The finding reinforces what we already know: selective education works for the chosen few, but the rest do worse than under a non-selective system. As the head of Ofsted, Sir Michael Wilshaw, recently said, grammar schools are “stuffed full of middle-class kids”. That is terrible news for the most deprived pupils. As I have noted before (and Chris Cook shows) in selective local authorities in the UK today, pupils in the poorest 40 per cent of families do worse than average and those on free school meals do especially badly. Overall, educational attainment is about the same between selective and non-selective authorities – richer pupils do better than average in selective ones, with poorer ones performing worse.
 
The wider lessons are clear, too: the best-performing nations on the Programme for International Student Assessment are those that wait to separate children by academic attainment. The toughest standards are demanded by all, not merely those who do best in exams at 11. Pupils in selective school systems actually scored lower on the most recent maths tests than those done in 2003.
 
None of this is likely to convince those who maintain that restricting grammar schools – there are only 164 left – has single-handedly caused the problems with British education.
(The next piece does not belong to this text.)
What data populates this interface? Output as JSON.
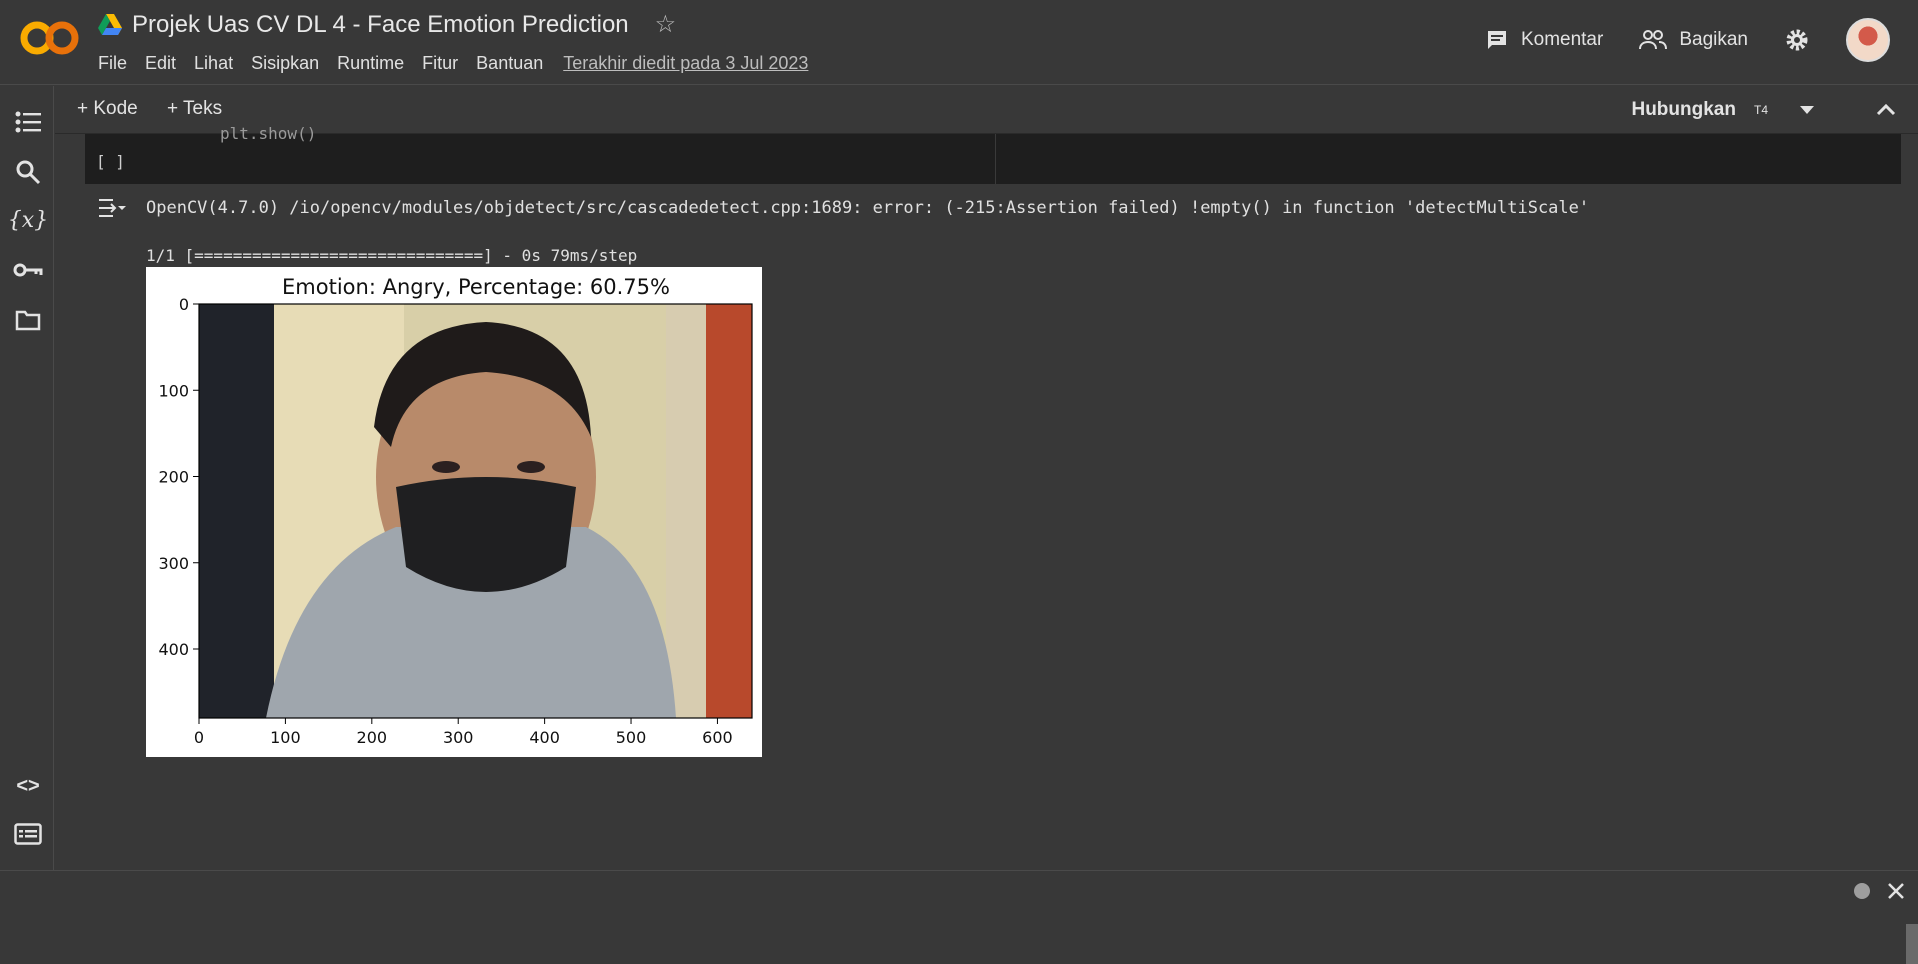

The truth is more sobering. The debate about selective education suffers from a selection bias: we only ever hear from those who went to grammars and attribute their success to it, never those whose education suffered after failing to get in. A recent academic paper found that “any assistance to low-origin children provided by grammar schools is cancelled out by the hindrance suffered by those who attended secondary moderns” and “comprehensive schools were as good for mobility as the selective schools they replaced”. And this was before an industry developed of tutors preparing those who could afford it for the tests 
 
Politicians like to harrumph that social mobility has collapsed; in fact, as Philip Collins has shown, it has remained static for a century. Peddling old myths about the effects of grammar schools isn’t going to change that.